OpenAI wants to shut a student's repository over GPT4 access
In other news, a big company with a non-profit and for-profit subsidiary sues an independent creator trying to make things easier for everyday folks. Even though it technically doesn’t violate its terms and conditions? Perhaps we’ll leave that for the experts to decide.
OpenAI, the creators of ChatGPT, a scourge on teachers and succor to everyone else, opted against free access when it released its newer GPT4 model.
Instead, users and companies pay for ChatGPT Plus or access to OpenAI’s API should they want to use GPT4. You could also find other freely accessible sites like You.com and Forefront that paid for access to the API and integrated GPT4 into their chatbot.
But what happens if you write a program that runs queries through these freely accessible sites and returns the answer to you? did just that.
His GitHub project GPT4free is viral on the site, gaining 14,000 stars this week. You could clone this repository, install the required Python dependencies in just a few steps, and viola! You now have a chatbot running in your browser.
In simple terms, GPT4free pings the internal URL sites like You.com use when you feed your prompts into them, fetches the JSON returned, and reformats them. Very similar to the steps you would take if you opened all these sites manually and input your prompt, but done for you in the background instead. Code any enthusiast with a logical mind could write.
And since OpenAI gets paid by these sites for the service, they are okay with this, right?
Um, no. OpenAI sent Xtekky a letter demanding the repo’s takedown within five days or face a lawsuit.

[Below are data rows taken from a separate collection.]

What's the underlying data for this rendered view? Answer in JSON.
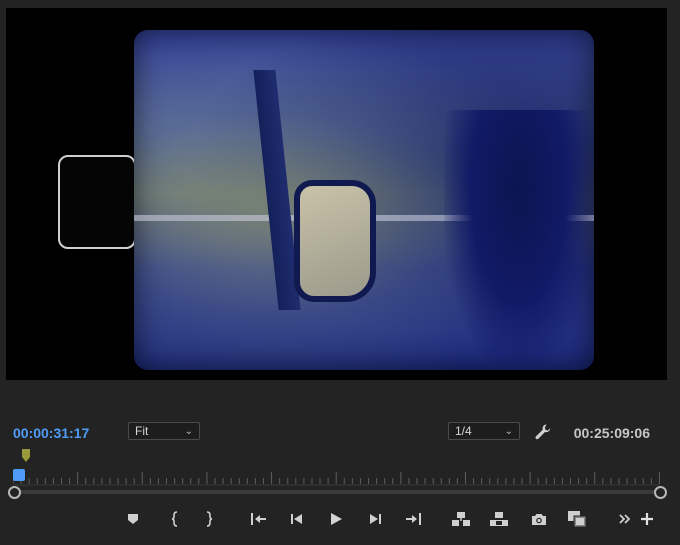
{
  "monitor": {
    "current_timecode": "00:00:31:17",
    "duration_timecode": "00:25:09:06",
    "zoom_select": {
      "value": "Fit"
    },
    "resolution_select": {
      "value": "1/4"
    }
  },
  "timeline": {
    "progress_fraction": 0.02
  },
  "controls": [
    {
      "name": "add-marker-button",
      "icon": "marker-icon"
    },
    {
      "name": "mark-in-button",
      "icon": "mark-in-icon"
    },
    {
      "name": "mark-out-button",
      "icon": "mark-out-icon"
    },
    {
      "name": "go-to-in-button",
      "icon": "go-to-in-icon"
    },
    {
      "name": "step-back-button",
      "icon": "step-back-icon"
    },
    {
      "name": "play-button",
      "icon": "play-icon"
    },
    {
      "name": "step-forward-button",
      "icon": "step-forward-icon"
    },
    {
      "name": "go-to-out-button",
      "icon": "go-to-out-icon"
    },
    {
      "name": "insert-button",
      "icon": "insert-icon"
    },
    {
      "name": "overwrite-button",
      "icon": "overwrite-icon"
    },
    {
      "name": "export-frame-button",
      "icon": "camera-icon"
    },
    {
      "name": "comparison-view-button",
      "icon": "comparison-icon"
    },
    {
      "name": "more-controls-button",
      "icon": "double-chevron-right-icon"
    },
    {
      "name": "button-editor-button",
      "icon": "plus-icon"
    }
  ],
  "colors": {
    "accent": "#4e9cf5",
    "panel": "#232323",
    "playhead_flag": "#9a9a3a"
  }
}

Although You.com and the likes foot the bill for your queries, you still end up costing them when you ping them with queries without visiting them, most commonly in the form of lost ad revenue.
Doing the right thing
Xtekky told Tom’s Hardware that he was willing to take down scripts that use individual sites’ APIs should they reach out to him and that he had already done so for phind.com, ora.sh, and writesonic.com.
These sites could also restrict external usage of their internal APIs using standard security practices, including blocking common requests from any API that isn’t their own.
Although he has advised sites that wrote to him to secure their APIs, Xtekky says that none have done so, leaving it open for any other developer to take advantage. “Users are sharing and hosting this project everywhere,” he added. “Deletion of my repo will be insignificant.”
Xtekky would later reveal on the project’s Discord channel that a rebranding that would process requests seamlessly and legally is in progress.
Even if Xtekky takes his repo down, many others will likely replace it. You, the reader, absolutely should not do it. Neither should you use ad-blocking extensions like uBlock Origin. Independent media needs its revenue. Perhaps you could support them with a fiver. I’ll leave that up to you.